Der 42-Jährige biegt in eine Hofeinfahrt ein. Links steht das Wohnhaus, rechts der Kuhstall. Binder öffnet die Kofferraumklappe, zieht einen überdimensional langen Plastikhandschuh aus einer Schachtel und stülpt ihn über den Arm. Er stapft in Richtung Stalleingang. Während Binder die Tür öffnet, strömt ihm ein warmer Luftschwall entgegen, der nach Kuh, Futter und Mist riecht. Der Tierarzt schlängelt sich zwischen den gefleckten Rindern hindurch, bis er seine Patientin gefunden hat. Mit dem Arm greift er ihr in den Hintern und untersucht, ob die Kuh trächtig ist. Noch ist es nicht so weit. „In drei Tagen komm ich zur Besamung“, sagt er zum Bauern.
Dass Binder Tierarzt wurde, hat er auch seinem Vater zu verdanken. Der war selbst Landtierarzt im benachbarten Lenggries. „Man sieht, was man getan hat, wenn man zum Beispiel ein Tier gerettet hat“, sagt Binder. „Das ist einfach schön.“ Nach seinem Studium an der Ludwig-Maximilians-Universität in München übernahm er 2012 eine Mischpraxis in Bad Tölz, die er neben dem Standort in Bichl auch heute noch leitet. Dort behandeln seine Kollegen und er vor allem Kleintiere. „Ich mache und mag alles“, sagt er. „Das Unterschiedliche ist das Schöne an meinem Beruf.“ Er schätzt, dass er nicht nur in der Praxis sitzt, sondern auch die Freiheit hat, zu seinen Patienten zu kommen.

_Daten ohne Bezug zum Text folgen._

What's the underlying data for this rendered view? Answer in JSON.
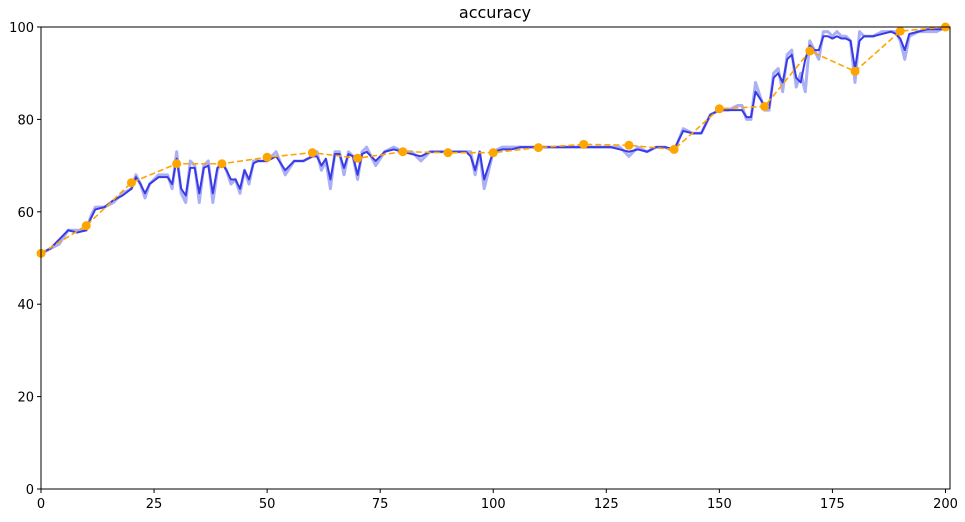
{
  "chart_data": {
    "type": "line",
    "title": "accuracy",
    "xlabel": "",
    "ylabel": "",
    "xlim": [
      0,
      201
    ],
    "ylim": [
      0,
      100
    ],
    "xticks": [
      0,
      25,
      50,
      75,
      100,
      125,
      150,
      175,
      200
    ],
    "yticks": [
      0,
      20,
      40,
      60,
      80,
      100
    ],
    "grid": false,
    "series": [
      {
        "style": "raw",
        "color": "#aab0f5",
        "x": [
          0,
          2,
          4,
          6,
          8,
          10,
          11,
          12,
          14,
          16,
          18,
          20,
          21,
          22,
          23,
          24,
          26,
          28,
          29,
          30,
          31,
          32,
          33,
          34,
          35,
          36,
          37,
          38,
          39,
          40,
          41,
          42,
          43,
          44,
          45,
          46,
          47,
          48,
          50,
          52,
          54,
          56,
          58,
          60,
          61,
          62,
          63,
          64,
          65,
          66,
          67,
          68,
          69,
          70,
          71,
          72,
          74,
          76,
          78,
          80,
          82,
          84,
          86,
          88,
          90,
          92,
          94,
          95,
          96,
          97,
          98,
          100,
          102,
          104,
          106,
          108,
          110,
          112,
          114,
          116,
          118,
          120,
          122,
          124,
          126,
          128,
          130,
          132,
          134,
          136,
          138,
          140,
          142,
          144,
          146,
          148,
          150,
          152,
          154,
          155,
          156,
          157,
          158,
          160,
          161,
          162,
          163,
          164,
          165,
          166,
          167,
          168,
          169,
          170,
          171,
          172,
          173,
          174,
          175,
          176,
          177,
          178,
          179,
          180,
          181,
          182,
          184,
          186,
          188,
          189,
          190,
          191,
          192,
          194,
          196,
          198,
          200
        ],
        "y": [
          51,
          52,
          53,
          56,
          56,
          56,
          59,
          61,
          61,
          62,
          64,
          65,
          68,
          66,
          63,
          66,
          68,
          68,
          65,
          73,
          64,
          62,
          71,
          70,
          62,
          70,
          71,
          62,
          69,
          71,
          69,
          66,
          67,
          64,
          69,
          66,
          71,
          71,
          71,
          73,
          68,
          71,
          71,
          72,
          73,
          69,
          71,
          65,
          73,
          73,
          68,
          73,
          72,
          67,
          73,
          74,
          70,
          73,
          74,
          73,
          73,
          71,
          73,
          73,
          73,
          73,
          73,
          73,
          68,
          73,
          65,
          73,
          74,
          74,
          74,
          74,
          74,
          74,
          74,
          74,
          74,
          74,
          74,
          74,
          74,
          74,
          72,
          74,
          73,
          74,
          74,
          73,
          78,
          77,
          77,
          81,
          82,
          82,
          83,
          83,
          80,
          80,
          88,
          82,
          82,
          90,
          91,
          86,
          94,
          95,
          87,
          90,
          86,
          97,
          95,
          93,
          99,
          99,
          98,
          99,
          98,
          98,
          97,
          88,
          99,
          98,
          98,
          99,
          99,
          99,
          97,
          93,
          98,
          99,
          99,
          99,
          100
        ]
      },
      {
        "style": "smoothed",
        "color": "#3a3ae6",
        "x": [
          0,
          2,
          4,
          6,
          8,
          10,
          11,
          12,
          14,
          16,
          18,
          20,
          21,
          22,
          23,
          24,
          26,
          28,
          29,
          30,
          31,
          32,
          33,
          34,
          35,
          36,
          37,
          38,
          39,
          40,
          41,
          42,
          43,
          44,
          45,
          46,
          47,
          48,
          50,
          52,
          54,
          56,
          58,
          60,
          61,
          62,
          63,
          64,
          65,
          66,
          67,
          68,
          69,
          70,
          71,
          72,
          74,
          76,
          78,
          80,
          82,
          84,
          86,
          88,
          90,
          92,
          94,
          95,
          96,
          97,
          98,
          100,
          102,
          104,
          106,
          108,
          110,
          112,
          114,
          116,
          118,
          120,
          122,
          124,
          126,
          128,
          130,
          132,
          134,
          136,
          138,
          140,
          142,
          144,
          146,
          148,
          150,
          152,
          154,
          155,
          156,
          157,
          158,
          160,
          161,
          162,
          163,
          164,
          165,
          166,
          167,
          168,
          169,
          170,
          171,
          172,
          173,
          174,
          175,
          176,
          177,
          178,
          179,
          180,
          181,
          182,
          184,
          186,
          188,
          189,
          190,
          191,
          192,
          194,
          196,
          198,
          200
        ],
        "y": [
          51,
          52,
          54,
          56,
          55.5,
          56,
          58.5,
          60.5,
          61,
          62.5,
          63.5,
          65,
          67.5,
          66,
          64,
          66,
          67.5,
          67.5,
          66,
          71.5,
          65,
          63.5,
          69.5,
          69.5,
          64,
          69.5,
          70,
          64,
          69.5,
          70.5,
          69,
          67,
          67,
          65,
          69,
          67,
          70.5,
          71,
          71,
          72,
          69,
          71,
          71,
          72,
          72,
          70,
          71.5,
          67,
          72.5,
          72.5,
          69.5,
          72.5,
          72,
          68,
          72.5,
          73,
          71,
          73,
          73.5,
          73,
          72.5,
          72,
          73,
          73,
          73,
          73,
          73,
          72,
          69,
          73,
          67,
          73,
          73.5,
          73.5,
          74,
          74,
          74,
          74,
          74,
          74,
          74,
          74,
          74,
          74,
          74,
          73.5,
          73,
          73.5,
          73,
          74,
          74,
          73.5,
          77.5,
          77,
          77,
          81,
          82,
          82,
          82,
          82,
          80.5,
          80.5,
          86,
          83,
          82.5,
          89,
          90,
          88,
          93,
          94,
          89,
          88,
          93,
          96,
          95,
          95,
          98,
          98,
          97.5,
          98,
          97.5,
          97.5,
          97,
          91,
          97,
          98,
          98,
          98.5,
          99,
          98.5,
          97.5,
          95,
          98.5,
          99,
          99.5,
          99.5,
          99.5
        ]
      },
      {
        "style": "checkpoints",
        "color": "#ffa500",
        "x": [
          0,
          10,
          20,
          30,
          40,
          50,
          60,
          70,
          80,
          90,
          100,
          110,
          120,
          130,
          140,
          150,
          160,
          170,
          180,
          190,
          200
        ],
        "y": [
          51,
          57,
          66.3,
          70.4,
          70.4,
          71.8,
          72.8,
          71.6,
          73,
          72.8,
          72.8,
          73.9,
          74.6,
          74.4,
          73.5,
          82.3,
          82.8,
          94.8,
          90.4,
          99.1,
          100
        ]
      }
    ]
  }
}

An der Isar entlang fährt Binder zurück nach Bichl. Der Energy-Drink ist leer, die Zigarette aufgeraucht. 50 000 Kilometer ist er in einem Jahr unterwegs. Die Hälfte seiner rund 15 Termine für heute hat er schon erledigt, nach der Mittagspause geht es für ihn weiter. Als er auf den Parkplatz der Praxis fährt, wartet Kater Monti schon auf ihn.